Kuczynski’s decision to grant pardon in late 2017 was met with street protests in the country’s capital, Lima, and drew condemnation from human rights groups who saw the decision as a political move on the part of Kuczynski to avoid impeachment for lying about his links to Odebrecht, the Brazilian construction firm at the heart of corruption scandals that are sweeping all through Latin America.
HEADLINES FROM THE WESTERN HEMISPHERE
Two Mexican federal agents who went missing Feb. 5 were found dead in Xalisco, a town in the state of Nayarit, confirmed the country’s federal Attorney General’s Office late on Sunday night. A video had been distributed last week that appeared to show the two agents surrounded by five unknown gunmen torturing them to force them to confess supposed human rights violations. Nayarit is the territory of Mexico’s fastest-growing criminal organization, the Jalisco New Generation Cartel. The officers worked for the Criminal Investigation Agency.
One of the most important underwater archaeological sites in the world could be in danger due to pollution, warned experts on Monday. The Sac Actun cave system, located in the Mexican Riviera Maya, contains extinct animal remains and some of the oldest human remains in the continent, but high acidity levels pose a threat to the submerged treasure, as urbanization from nearby beach-resort Tulum closes in.
After rejecting an initial $1 billion loan request, a federal judge approved a $300 million loan for Puerto Rico’s Electric Power Authority (PREPA), following a revised appeal submitted last Friday. However, Gov. Ricardo Rosselló maintained that PREPA still needs a $1 billion loan to maintain operations in the next few months. PREPA is expected to be privatized in the next 18 months.
Oxfam released a report stating that three of the aid workers “physically threatened witnesses” during the 2011 investigation in Haiti. The 11-page document revealed that a top official admitted paying for sex during the earthquake relief efforts. Simon Ticehurst, Oxfam regional director for Latin America, met and apologized to Haitian minister Aviol Fleurant yesterday, and said they were committed to re-establishing trust and partnership with Haiti given Oxfam’s 40-year history working with the island and its citizens.

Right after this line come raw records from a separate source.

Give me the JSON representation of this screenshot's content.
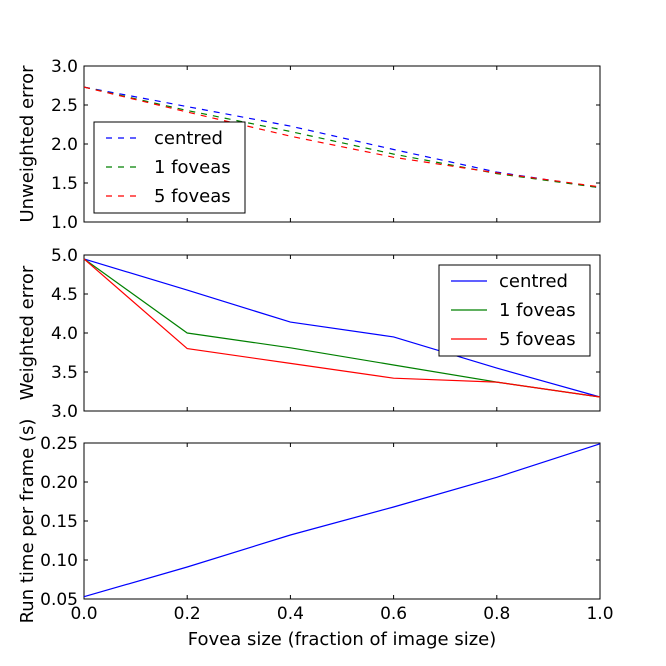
{
  "chart_data": [
    {
      "type": "line",
      "ylabel": "Unweighted error",
      "xlim": [
        0.0,
        1.0
      ],
      "ylim": [
        1.0,
        3.0
      ],
      "yticks": [
        "1.0",
        "1.5",
        "2.0",
        "2.5",
        "3.0"
      ],
      "show_xticklabels": false,
      "line_style": "dashed",
      "legend_position": "left",
      "x": [
        0.0,
        0.2,
        0.4,
        0.6,
        0.8,
        1.0
      ],
      "series": [
        {
          "name": "centred",
          "color": "#0000ff",
          "values": [
            2.73,
            2.48,
            2.23,
            1.93,
            1.64,
            1.44
          ]
        },
        {
          "name": "1 foveas",
          "color": "#008000",
          "values": [
            2.73,
            2.43,
            2.16,
            1.87,
            1.62,
            1.44
          ]
        },
        {
          "name": "5 foveas",
          "color": "#ff0000",
          "values": [
            2.73,
            2.41,
            2.1,
            1.83,
            1.63,
            1.45
          ]
        }
      ]
    },
    {
      "type": "line",
      "ylabel": "Weighted error",
      "xlim": [
        0.0,
        1.0
      ],
      "ylim": [
        3.0,
        5.0
      ],
      "yticks": [
        "3.0",
        "3.5",
        "4.0",
        "4.5",
        "5.0"
      ],
      "show_xticklabels": false,
      "line_style": "solid",
      "legend_position": "top-right",
      "x": [
        0.0,
        0.2,
        0.4,
        0.6,
        0.8,
        1.0
      ],
      "series": [
        {
          "name": "centred",
          "color": "#0000ff",
          "values": [
            4.95,
            4.55,
            4.14,
            3.95,
            3.55,
            3.18
          ]
        },
        {
          "name": "1 foveas",
          "color": "#008000",
          "values": [
            4.95,
            4.0,
            3.81,
            3.59,
            3.37,
            3.18
          ]
        },
        {
          "name": "5 foveas",
          "color": "#ff0000",
          "values": [
            4.95,
            3.8,
            3.61,
            3.42,
            3.37,
            3.18
          ]
        }
      ]
    },
    {
      "type": "line",
      "ylabel": "Run time per frame (s)",
      "xlabel": "Fovea size (fraction of image size)",
      "xlim": [
        0.0,
        1.0
      ],
      "ylim": [
        0.05,
        0.25
      ],
      "xticks": [
        "0.0",
        "0.2",
        "0.4",
        "0.6",
        "0.8",
        "1.0"
      ],
      "yticks": [
        "0.05",
        "0.10",
        "0.15",
        "0.20",
        "0.25"
      ],
      "show_xticklabels": true,
      "line_style": "solid",
      "x": [
        0.0,
        0.2,
        0.4,
        0.6,
        0.8,
        1.0
      ],
      "series": [
        {
          "color": "#0000ff",
          "values": [
            0.053,
            0.091,
            0.132,
            0.168,
            0.206,
            0.249
          ]
        }
      ]
    }
  ]
}
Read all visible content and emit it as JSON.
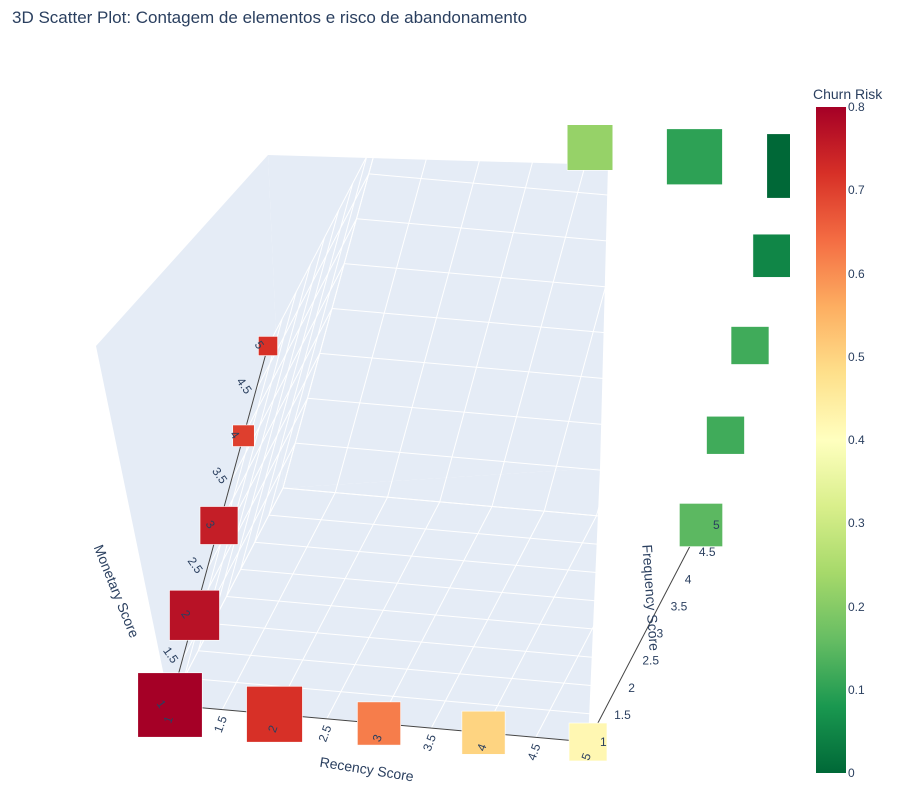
{
  "chart_data": {
    "type": "scatter3d",
    "title": "3D Scatter Plot: Contagem de elementos e risco de abandonamento",
    "x_label": "Recency Score",
    "y_label": "Frequency Score",
    "z_label": "Monetary Score",
    "x_ticks": [
      "1",
      "1.5",
      "2",
      "2.5",
      "3",
      "3.5",
      "4",
      "4.5",
      "5"
    ],
    "y_ticks": [
      "1",
      "1.5",
      "2",
      "2.5",
      "3",
      "3.5",
      "4",
      "4.5",
      "5"
    ],
    "z_ticks": [
      "1",
      "1.5",
      "2",
      "2.5",
      "3",
      "3.5",
      "4",
      "4.5",
      "5"
    ],
    "x_range": [
      1,
      5
    ],
    "y_range": [
      1,
      5
    ],
    "z_range": [
      1,
      5
    ],
    "colorbar": {
      "title": "Churn Risk",
      "ticks": [
        "0",
        "0.1",
        "0.2",
        "0.3",
        "0.4",
        "0.5",
        "0.6",
        "0.7",
        "0.8"
      ],
      "range": [
        0,
        0.8
      ],
      "colorscale": [
        "#006837",
        "#1a9850",
        "#66bd63",
        "#a6d96a",
        "#d9ef8b",
        "#ffffbf",
        "#fee08b",
        "#fdae61",
        "#f46d43",
        "#d73027",
        "#a50026"
      ]
    },
    "marker_symbol": "square",
    "size_meaning": "element count",
    "points_note": "one point per (recency, frequency, monetary) combination; risk falls as recency and frequency rise",
    "points": [
      {
        "recency": 1,
        "frequency": 1,
        "monetary": 1,
        "risk": 0.8,
        "count": 95
      },
      {
        "recency": 1,
        "frequency": 1,
        "monetary": 2,
        "risk": 0.77,
        "count": 55
      },
      {
        "recency": 1,
        "frequency": 1,
        "monetary": 3,
        "risk": 0.75,
        "count": 30
      },
      {
        "recency": 1,
        "frequency": 1,
        "monetary": 4,
        "risk": 0.7,
        "count": 8
      },
      {
        "recency": 1,
        "frequency": 1,
        "monetary": 5,
        "risk": 0.72,
        "count": 6
      },
      {
        "recency": 2,
        "frequency": 1,
        "monetary": 1,
        "risk": 0.72,
        "count": 70
      },
      {
        "recency": 3,
        "frequency": 1,
        "monetary": 1,
        "risk": 0.62,
        "count": 40
      },
      {
        "recency": 4,
        "frequency": 1,
        "monetary": 1,
        "risk": 0.5,
        "count": 40
      },
      {
        "recency": 5,
        "frequency": 1,
        "monetary": 1,
        "risk": 0.42,
        "count": 30
      },
      {
        "recency": 5,
        "frequency": 5,
        "monetary": 5,
        "risk": 0.0,
        "count": 95
      },
      {
        "recency": 4,
        "frequency": 5,
        "monetary": 5,
        "risk": 0.1,
        "count": 70
      },
      {
        "recency": 3,
        "frequency": 5,
        "monetary": 5,
        "risk": 0.22,
        "count": 45
      },
      {
        "recency": 5,
        "frequency": 5,
        "monetary": 4,
        "risk": 0.05,
        "count": 40
      },
      {
        "recency": 5,
        "frequency": 5,
        "monetary": 3,
        "risk": 0.12,
        "count": 30
      },
      {
        "recency": 5,
        "frequency": 5,
        "monetary": 2,
        "risk": 0.12,
        "count": 30
      },
      {
        "recency": 5,
        "frequency": 5,
        "monetary": 1,
        "risk": 0.15,
        "count": 40
      }
    ]
  }
}
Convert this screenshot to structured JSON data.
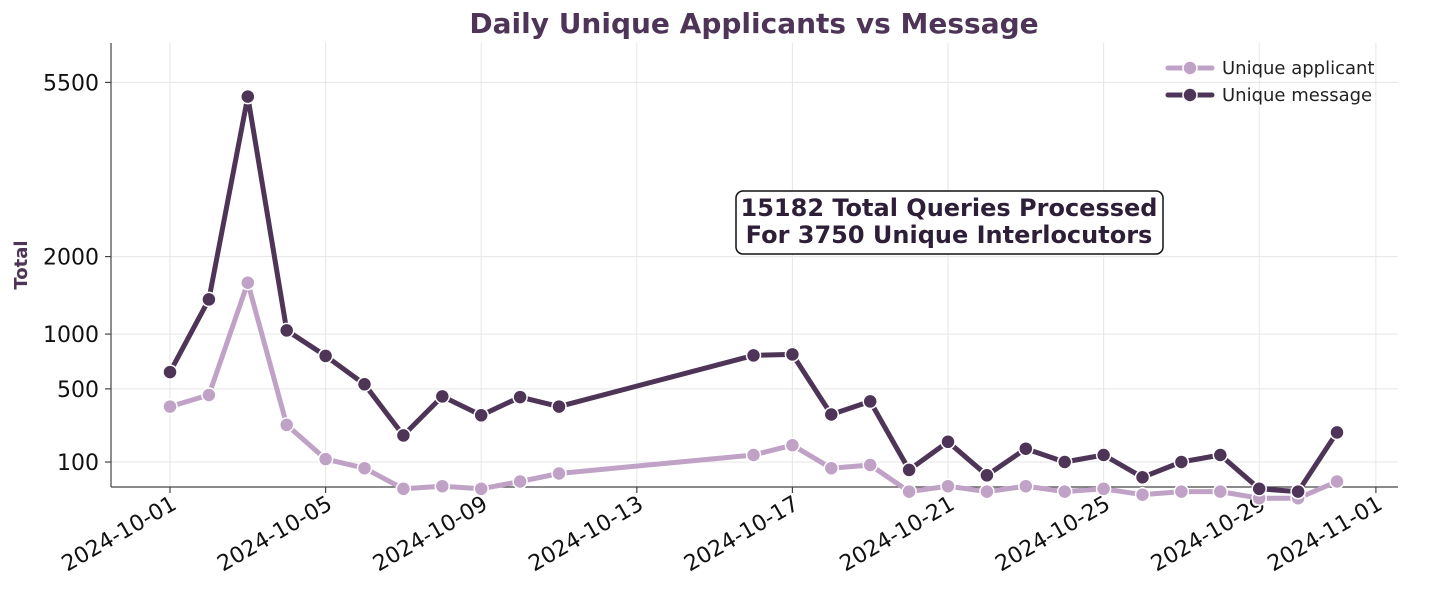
{
  "chart_data": {
    "type": "line",
    "title": "Daily Unique Applicants vs Message",
    "xlabel": "",
    "ylabel": "Total",
    "x_axis": "date",
    "xlim": [
      "2024-09-29",
      "2024-11-01"
    ],
    "ylim": [
      -250,
      5500
    ],
    "y_scale": "sqrt",
    "grid": true,
    "legend_position": "top-right",
    "yticks": [
      100,
      500,
      1000,
      2000,
      5500
    ],
    "xticks": [
      "2024-10-01",
      "2024-10-05",
      "2024-10-09",
      "2024-10-13",
      "2024-10-17",
      "2024-10-21",
      "2024-10-25",
      "2024-10-29",
      "2024-11-01"
    ],
    "series": [
      {
        "name": "Unique applicant",
        "color": "#c0a2c7",
        "points": [
          [
            "2024-10-01",
            375
          ],
          [
            "2024-10-02",
            455
          ],
          [
            "2024-10-03",
            1625
          ],
          [
            "2024-10-04",
            265
          ],
          [
            "2024-10-05",
            110
          ],
          [
            "2024-10-06",
            80
          ],
          [
            "2024-10-07",
            30
          ],
          [
            "2024-10-08",
            35
          ],
          [
            "2024-10-09",
            30
          ],
          [
            "2024-10-10",
            45
          ],
          [
            "2024-10-11",
            65
          ],
          [
            "2024-10-16",
            125
          ],
          [
            "2024-10-17",
            165
          ],
          [
            "2024-10-18",
            80
          ],
          [
            "2024-10-19",
            90
          ],
          [
            "2024-10-20",
            25
          ],
          [
            "2024-10-21",
            35
          ],
          [
            "2024-10-22",
            25
          ],
          [
            "2024-10-23",
            35
          ],
          [
            "2024-10-24",
            25
          ],
          [
            "2024-10-25",
            30
          ],
          [
            "2024-10-26",
            20
          ],
          [
            "2024-10-27",
            25
          ],
          [
            "2024-10-28",
            25
          ],
          [
            "2024-10-29",
            15
          ],
          [
            "2024-10-30",
            15
          ],
          [
            "2024-10-31",
            45
          ]
        ]
      },
      {
        "name": "Unique message",
        "color": "#4e3558",
        "points": [
          [
            "2024-10-01",
            635
          ],
          [
            "2024-10-02",
            1405
          ],
          [
            "2024-10-03",
            5150
          ],
          [
            "2024-10-04",
            1040
          ],
          [
            "2024-10-05",
            780
          ],
          [
            "2024-10-06",
            535
          ],
          [
            "2024-10-07",
            210
          ],
          [
            "2024-10-08",
            445
          ],
          [
            "2024-10-09",
            320
          ],
          [
            "2024-10-10",
            440
          ],
          [
            "2024-10-11",
            375
          ],
          [
            "2024-10-16",
            785
          ],
          [
            "2024-10-17",
            795
          ],
          [
            "2024-10-18",
            325
          ],
          [
            "2024-10-19",
            410
          ],
          [
            "2024-10-20",
            75
          ],
          [
            "2024-10-21",
            180
          ],
          [
            "2024-10-22",
            60
          ],
          [
            "2024-10-23",
            150
          ],
          [
            "2024-10-24",
            100
          ],
          [
            "2024-10-25",
            125
          ],
          [
            "2024-10-26",
            55
          ],
          [
            "2024-10-27",
            100
          ],
          [
            "2024-10-28",
            125
          ],
          [
            "2024-10-29",
            30
          ],
          [
            "2024-10-30",
            25
          ],
          [
            "2024-10-31",
            225
          ]
        ]
      }
    ],
    "annotation": {
      "line1": "15182 Total Queries Processed",
      "line2": "For 3750 Unique Interlocutors"
    },
    "colors": {
      "title": "#4e3558",
      "grid": "#e6e6e6",
      "axis": "#444444",
      "annotation_text": "#2e1f38"
    }
  }
}
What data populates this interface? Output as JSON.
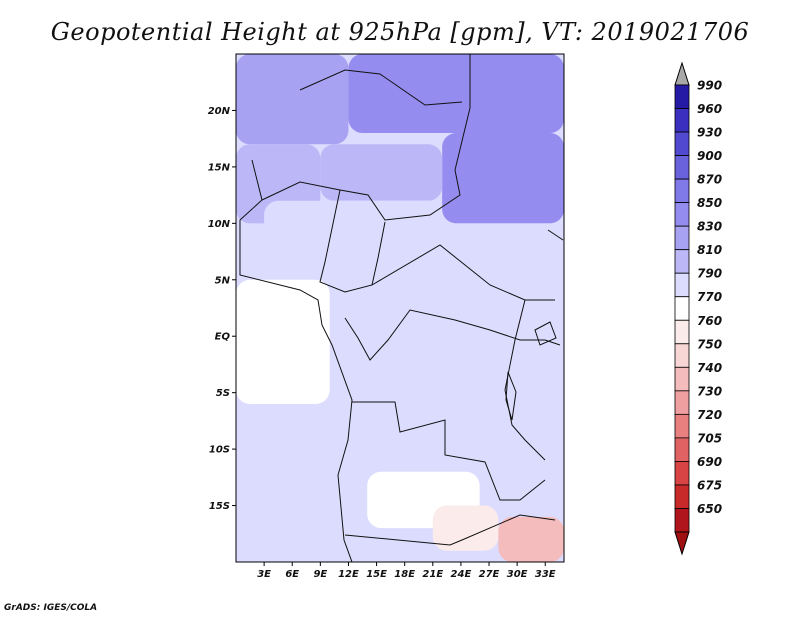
{
  "chart_data": {
    "type": "heatmap",
    "title": "Geopotential Height at 925hPa [gpm], VT: 2019021706",
    "x_ticks": [
      "3E",
      "6E",
      "9E",
      "12E",
      "15E",
      "18E",
      "21E",
      "24E",
      "27E",
      "30E",
      "33E"
    ],
    "x_tick_values": [
      3,
      6,
      9,
      12,
      15,
      18,
      21,
      24,
      27,
      30,
      33
    ],
    "y_ticks": [
      "20N",
      "15N",
      "10N",
      "5N",
      "EQ",
      "5S",
      "10S",
      "15S"
    ],
    "y_tick_values": [
      20,
      15,
      10,
      5,
      0,
      -5,
      -10,
      -15
    ],
    "xlim": [
      0,
      35
    ],
    "ylim": [
      -20,
      25
    ],
    "colorbar": {
      "levels": [
        "650",
        "675",
        "690",
        "705",
        "720",
        "730",
        "740",
        "750",
        "760",
        "770",
        "790",
        "810",
        "830",
        "850",
        "870",
        "900",
        "930",
        "960",
        "990"
      ],
      "colors": [
        "#b0151d",
        "#c82a2a",
        "#d84343",
        "#e06262",
        "#e88080",
        "#ef9f9f",
        "#f4bcbc",
        "#f8d6d6",
        "#fbebeb",
        "#ffffff",
        "#dcdcff",
        "#bcb8f7",
        "#a8a2f2",
        "#948def",
        "#8079e8",
        "#6a62dd",
        "#5249d1",
        "#3a2fbf",
        "#241aa6"
      ],
      "below_color": "#a01010",
      "above_color": "#a8a8a8"
    },
    "regions": [
      {
        "value": 865,
        "lon": [
          12,
          35
        ],
        "lat": [
          18,
          25
        ]
      },
      {
        "value": 850,
        "lon": [
          22,
          35
        ],
        "lat": [
          10,
          18
        ]
      },
      {
        "value": 835,
        "lon": [
          0,
          12
        ],
        "lat": [
          17,
          25
        ]
      },
      {
        "value": 825,
        "lon": [
          0,
          9
        ],
        "lat": [
          10,
          17
        ]
      },
      {
        "value": 815,
        "lon": [
          9,
          22
        ],
        "lat": [
          12,
          17
        ]
      },
      {
        "value": 805,
        "lon": [
          3,
          22
        ],
        "lat": [
          4,
          12
        ]
      },
      {
        "value": 800,
        "lon": [
          22,
          35
        ],
        "lat": [
          1,
          10
        ]
      },
      {
        "value": 780,
        "lon": [
          0,
          10
        ],
        "lat": [
          -6,
          5
        ]
      },
      {
        "value": 800,
        "lon": [
          0,
          13
        ],
        "lat": [
          -20,
          -6
        ]
      },
      {
        "value": 795,
        "lon": [
          13,
          24
        ],
        "lat": [
          -12,
          2
        ]
      },
      {
        "value": 790,
        "lon": [
          24,
          35
        ],
        "lat": [
          -16,
          1
        ]
      },
      {
        "value": 770,
        "lon": [
          14,
          26
        ],
        "lat": [
          -17,
          -12
        ]
      },
      {
        "value": 765,
        "lon": [
          21,
          28
        ],
        "lat": [
          -19,
          -15
        ]
      },
      {
        "value": 745,
        "lon": [
          28,
          35
        ],
        "lat": [
          -20,
          -16
        ]
      }
    ]
  },
  "credit": "GrADS: IGES/COLA"
}
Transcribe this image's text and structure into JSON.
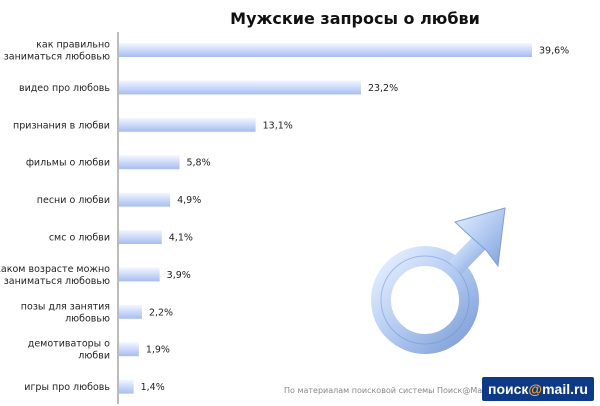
{
  "chart_data": {
    "type": "bar",
    "orientation": "horizontal",
    "title": "Мужские запросы  о любви",
    "categories": [
      [
        "как правильно",
        "заниматься любовью"
      ],
      [
        "видео про любовь"
      ],
      [
        "признания в любви"
      ],
      [
        "фильмы о любви"
      ],
      [
        "песни о любви"
      ],
      [
        "смс о любви"
      ],
      [
        "в каком возрасте можно",
        "заниматься любовью"
      ],
      [
        "позы для занятия",
        "любовью"
      ],
      [
        "демотиваторы о",
        "любви"
      ],
      [
        "игры про любовь"
      ]
    ],
    "values": [
      39.6,
      23.2,
      13.1,
      5.8,
      4.9,
      4.1,
      3.9,
      2.2,
      1.9,
      1.4
    ],
    "labels": [
      "39,6%",
      "23,2%",
      "13,1%",
      "5,8%",
      "4,9%",
      "4,1%",
      "3,9%",
      "2,2%",
      "1,9%",
      "1,4%"
    ],
    "xlim": [
      0,
      40
    ],
    "grid": false,
    "colors": {
      "bar_light": "#f2f6ff",
      "bar_dark": "#a9c0f5",
      "symbol": "#aac4f0"
    }
  },
  "footer": {
    "source": "По материалам поисковой системы Поиск@Mail.ru",
    "logo_left": "поиск",
    "logo_at": "@",
    "logo_right": "mail.ru"
  }
}
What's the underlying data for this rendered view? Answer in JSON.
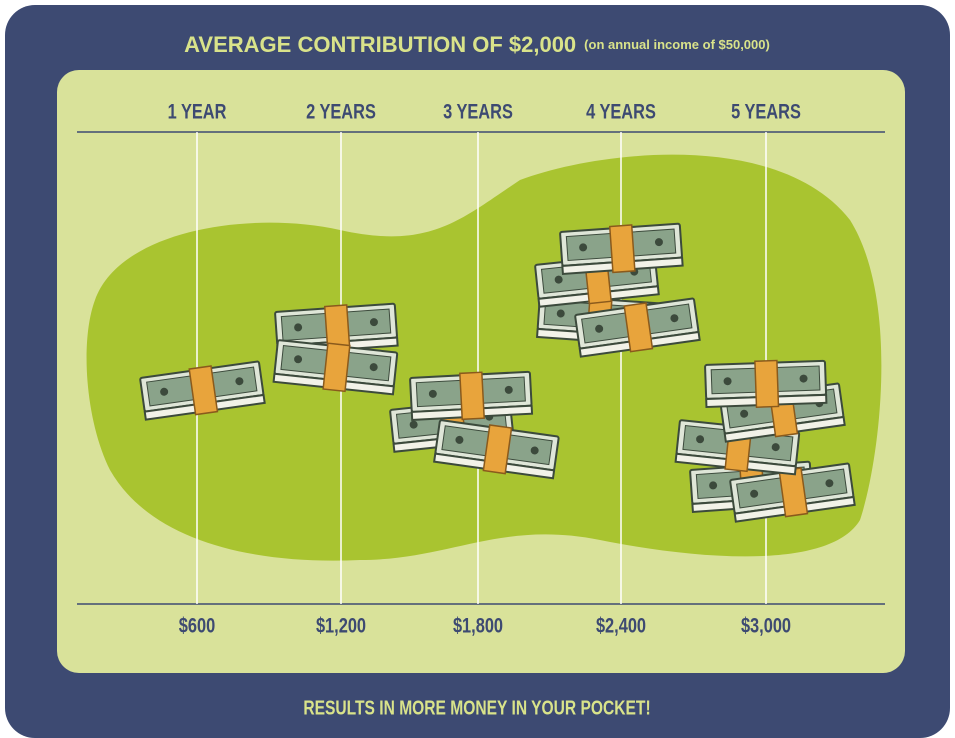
{
  "header": {
    "title": "AVERAGE CONTRIBUTION OF $2,000",
    "subtitle": "(on annual income of $50,000)"
  },
  "columns": [
    {
      "label": "1 YEAR",
      "amount": "$600"
    },
    {
      "label": "2 YEARS",
      "amount": "$1,200"
    },
    {
      "label": "3 YEARS",
      "amount": "$1,800"
    },
    {
      "label": "4 YEARS",
      "amount": "$2,400"
    },
    {
      "label": "5 YEARS",
      "amount": "$3,000"
    }
  ],
  "footer": "RESULTS IN MORE MONEY IN YOUR POCKET!"
}
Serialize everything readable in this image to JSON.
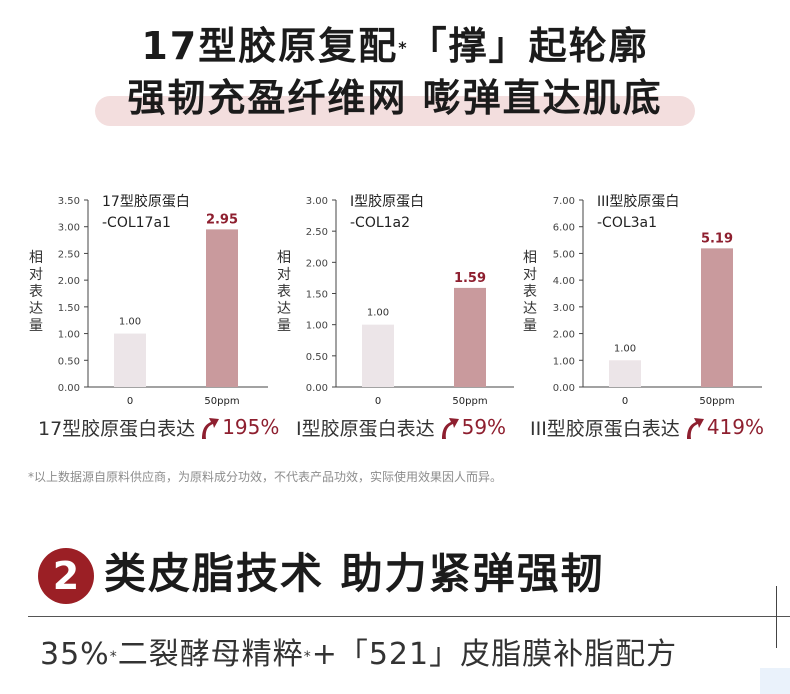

Tomorrow, five Central American nations will sign a trade deal with South Korea. El Salvador, Honduras, Nicaragua, Costa Rica and Panama will send their economy ministers to Seoul to consolidate negotiations that started in June 2015. During 2016, these five Central American nations imported $1.08 billion from South Korea and exported $143 million to the country.
Venezuela will hold pre-sales of the new “petro” cryptocurrency Tuesday, as the cash-strapped government of Nicolás Maduro struggles to manage a collapsing economy amid heavy U.S. and E.U. financial sanctions. While the United States has tried to discourage investment by threatening possible legal action, Venezuelan officials say they expect the crypto-coin, which will be backed by oil, natural gas, and other commodity reserves, to attract international interest from the Middle East, Russia, and China.
Territorial disputes between leftist ELN guerrillas and various paramilitary and narco-trafficking groups have displaced almost 1,400 people, many of them indigenous, in one northwestern Colombian municipality, local officials reported Monday. Of those, 822 were displaced in the past month alone, according to the United Nations. Since the demobilization of the Marxist FARC guerrillas last year, Colombia, which has the world’s second largest internally displaced population, has experienced a wave of violence in areas previously controlled by the rebels.
After months of behind-the-scenes negotiations with lawmakers and public reassurances to investors, the administration of Brazilian President Michel Temer admitted Monday that a major pension overhaul is not likely to pass in Congress before October’s general elections. The Senate president, a Temer ally, explained that the proposed constitutional amendment, which would raise the age of retirement and reduce benefits, could not be taken up while the military remains in charge of security in Rio de Janeiro state. But the government minister tasked with shepherding the unpopular bill through Congress acknowledged that it lacked the necessary votes to pass.